Two space indentation seems to be the new craze. “Four space indentation? Are you mad, that’s nearly as bad as tabbing with eight?” is the meme of the moment. (Or, as established in Zoolander, “Two spaces? It’s so hot right now.”)
While two space indentation offers more horizontal space to work, four spaces continues to create an elegant sense of white-space and scope-based horizontal stepping that provides light and easy reading.

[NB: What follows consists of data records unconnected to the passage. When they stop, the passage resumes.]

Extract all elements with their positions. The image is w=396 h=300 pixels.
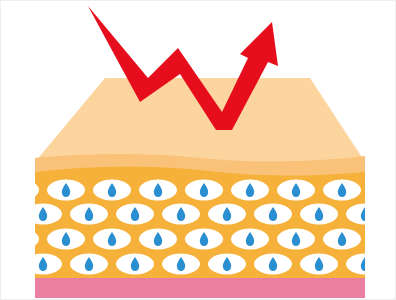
page: (() => { const svg = document.getElement… <box>0 0 396 300</box>
dermis-layer <box>35 276 365 298</box>
skin-illustration <box>0 0 396 300</box>
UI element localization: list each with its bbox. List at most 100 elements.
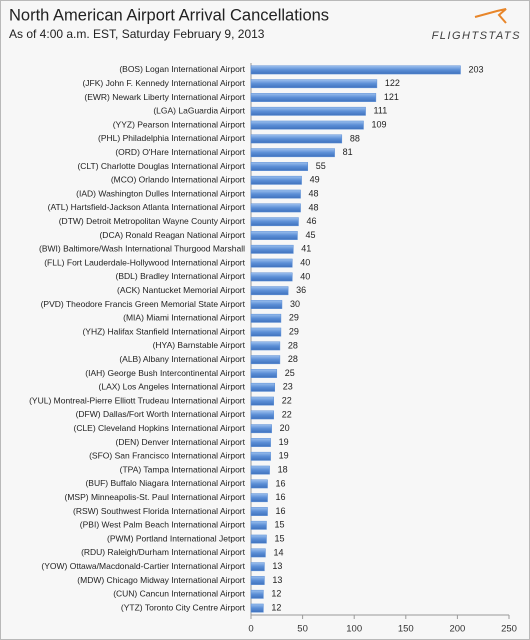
- data-label: 48: [309, 188, 319, 198]
- bar: [250, 507, 268, 516]
- bar: [250, 548, 266, 558]
- bar: [250, 120, 364, 130]
- y-tick-label: (YUL) Montreal-Pierre Elliott Trudeau In…: [29, 395, 246, 405]
- y-tick-label: (MSP) Minneapolis-St. Paul International…: [65, 492, 246, 502]
- data-label: 18: [278, 464, 288, 474]
- data-label: 46: [306, 216, 316, 226]
- data-label: 88: [350, 133, 360, 143]
- data-label: 22: [282, 395, 292, 405]
- x-tick-label: 200: [449, 624, 465, 635]
- y-tick-label: (ATL) Hartsfield-Jackson Atlanta Interna…: [48, 202, 246, 212]
- bar: [250, 493, 268, 503]
- y-tick-label: (RDU) Raleigh/Durham International Airpo…: [81, 547, 246, 557]
- logo-swoosh: [474, 8, 507, 24]
- y-tick-label: (YTZ) Toronto City Centre Airport: [121, 602, 246, 612]
- bar: [250, 369, 278, 378]
- y-tick-label: (PVD) Theodore Francis Green Memorial St…: [41, 299, 246, 309]
- y-tick-label: (LGA) LaGuardia Airport: [153, 106, 245, 116]
- data-label: 13: [272, 575, 282, 585]
- data-label: 29: [289, 313, 299, 323]
- y-tick-label: (DCA) Ronald Reagan National Airport: [99, 230, 245, 240]
- data-label: 12: [271, 602, 281, 612]
- data-label: 14: [273, 547, 283, 557]
- y-tick-label: (BDL) Bradley International Airport: [116, 271, 246, 281]
- y-tick-label: (IAH) George Bush Intercontinental Airpo…: [85, 368, 245, 378]
- bar: [250, 175, 302, 185]
- bar: [250, 244, 294, 254]
- bar: [250, 93, 377, 102]
- chart-title: North American Airport Arrival Cancellat…: [9, 6, 329, 24]
- bar: [250, 189, 301, 199]
- data-label: 49: [310, 175, 320, 185]
- bar: [250, 355, 281, 365]
- x-tick-label: 250: [501, 624, 517, 635]
- data-label: 40: [300, 257, 310, 267]
- data-label: 19: [279, 437, 289, 447]
- y-tick-label: (MDW) Chicago Midway International Airpo…: [77, 575, 245, 585]
- data-label: 121: [384, 92, 399, 102]
- bar: [250, 300, 283, 309]
- data-label: 36: [296, 285, 306, 295]
- logo: FLIGHTSTATS: [432, 30, 521, 42]
- bar: [250, 79, 378, 89]
- y-tick-label: (YOW) Ottawa/Macdonald-Cartier Internati…: [41, 561, 245, 571]
- bar: [250, 534, 267, 544]
- data-label: 25: [285, 368, 295, 378]
- y-tick-label: (BUF) Buffalo Niagara International Airp…: [85, 478, 245, 488]
- data-label: 55: [316, 161, 326, 171]
- y-tick-label: (MIA) Miami International Airport: [123, 313, 246, 323]
- data-label: 22: [282, 409, 292, 419]
- data-label: 122: [385, 78, 400, 88]
- y-tick-label: (YHZ) Halifax Stanfield International Ai…: [82, 326, 245, 336]
- bar: [250, 65, 461, 75]
- y-tick-label: (DTW) Detroit Metropolitan Wayne County …: [59, 216, 246, 226]
- y-tick-label: (MCO) Orlando International Airport: [111, 175, 246, 185]
- bar: [250, 327, 282, 337]
- bar: [250, 465, 270, 475]
- x-tick-label: 100: [346, 624, 362, 635]
- bar: [250, 313, 282, 323]
- y-tick-label: (CLE) Cleveland Hopkins International Ai…: [73, 423, 245, 433]
- bar: [250, 134, 343, 144]
- data-label: 16: [276, 492, 286, 502]
- bar: [250, 162, 309, 171]
- y-tick-label: (PBI) West Palm Beach International Airp…: [80, 520, 246, 530]
- y-tick-label: (YYZ) Pearson International Airport: [113, 119, 246, 129]
- data-label: 109: [371, 119, 386, 129]
- bar: [250, 562, 265, 572]
- y-tick-label: (ALB) Albany International Airport: [119, 354, 245, 364]
- data-label: 40: [300, 271, 310, 281]
- data-label: 30: [290, 299, 300, 309]
- y-tick-label: (LAX) Los Angeles International Airport: [99, 382, 246, 392]
- bar: [250, 148, 335, 158]
- x-tick-label: 0: [248, 624, 253, 635]
- data-label: 15: [274, 533, 284, 543]
- y-tick-label: (JFK) John F. Kennedy International Airp…: [82, 78, 245, 88]
- data-label: 20: [280, 423, 290, 433]
- y-tick-label: (BOS) Logan International Airport: [119, 64, 245, 74]
- bar: [250, 106, 366, 116]
- chart-subtitle: As of 4:00 a.m. EST, Saturday February 9…: [9, 27, 265, 41]
- bar: [250, 272, 293, 282]
- bar: [250, 258, 293, 268]
- y-tick-label: (CUN) Cancun International Airport: [113, 589, 245, 599]
- data-label: 28: [288, 340, 298, 350]
- data-label: 203: [468, 64, 483, 74]
- y-tick-label: (ACK) Nantucket Memorial Airport: [117, 285, 246, 295]
- bar: [250, 231, 298, 240]
- data-label: 23: [283, 382, 293, 392]
- bar: [250, 396, 274, 406]
- y-tick-label: (DEN) Denver International Airport: [116, 437, 246, 447]
- y-tick-label: (RSW) Southwest Florida International Ai…: [73, 506, 246, 516]
- data-label: 19: [279, 451, 289, 461]
- data-label: 16: [276, 478, 286, 488]
- bar: [250, 479, 268, 489]
- bar: [250, 203, 301, 213]
- y-tick-label: (PWM) Portland International Jetport: [107, 533, 246, 543]
- bar: [250, 424, 272, 434]
- data-label: 81: [343, 147, 353, 157]
- data-label: 28: [288, 354, 298, 364]
- y-tick-label: (EWR) Newark Liberty International Airpo…: [84, 92, 245, 102]
- bar: [250, 589, 264, 599]
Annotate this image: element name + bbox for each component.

(I ignore the three space addicts in this discussion, while acknowledging they do exist. As Mike Ash puts it, “I think three spaces should be, ‘Do not approach. Retreat to a safe distance and call the police as soon as you’re clear.‘” Chris Lattner counters, “I think you under appreciate 3 space indent. It looks the best, and conclusively settles the tabs vs spaces debate.” coughtrollcough1)
Like my previous colon discussion, Apple answers seem to vary by group. Apple docs, including the Swift Programming Language, consistently use four spaces, enabling clean examples that breathe:
and the Standard Library group uses 2, following LLVM Coding Standards, which I find a bit claustrophobic. (Thanks, Greg!)
So I went off to google. First up, I found a 1983 ACM paper by Richard Miara, Ben Schneiderman, and some others called “Program Indentation and Comprehensibility“, which sought to test whether 2-4 spaces were more ideal than 0 or 6 spaces. Unsurprisingly, this premise was born out by their research.
They found that indentation level had a statistically significant effect on comprehension, and optimal indentation fell somewhere between 2 and 4 spaces. As the spacing increased beyond that (6 spaces or more), comprehension decreased.
It’s worth noting that all testing was done: (1) in the 1980’s (2) on 80-column-limit systems, and (3) with choices limited to 0, 2, 4, and 6 spaces. “The level of indentation we tested (0-6 spaces) gave strong results favoring 2 or 4 spaces.” The paper recommends that more indentation levels (0-8 spaces, or nine total levels) be studied in further depth. I’m sure someone got around to it before Starbucks and the MacBook Pro were invented.
In contrast, there’s the Jay Bonci codex (Perlmonks, 2002, “The One True Style of indentation“), a sociological introspection of indentation. Here’s a subset of the Bonci codification that maps spacing choices to internal coding intent.
- One space – Screw readability. I’m pissed they even make me separate my operators. Perl should be more like Latin.
- Two spaces – I have my head on straight AND I respect screen real estate.
- Three spaces – I have a little flair, or a nervous twitch. Or the second disguised as the first. Or you listen to waltz while you code.
- Four spaces – I read a few standards docs and now I think I’m all spiffy. Vannila (sic) Ice, I know you’re in there.
- Six spaces – I have agression (sic) issues, and my outlet is machine gunning the space bar
- Eight spaces – You end every line with a meniachal (sic) “DIE! HAHAHAHAH! DIE! YOUR FRIENDS CANNOT SAVE YOU NOW.”
- Tabs – I’m a lazy person. I know all of the vi commands by heart. Or you drank the 80’s soda.
In the real world, indentation seems to have settled on two, four, and sadly three space standards. So what’s your indentation style? And why?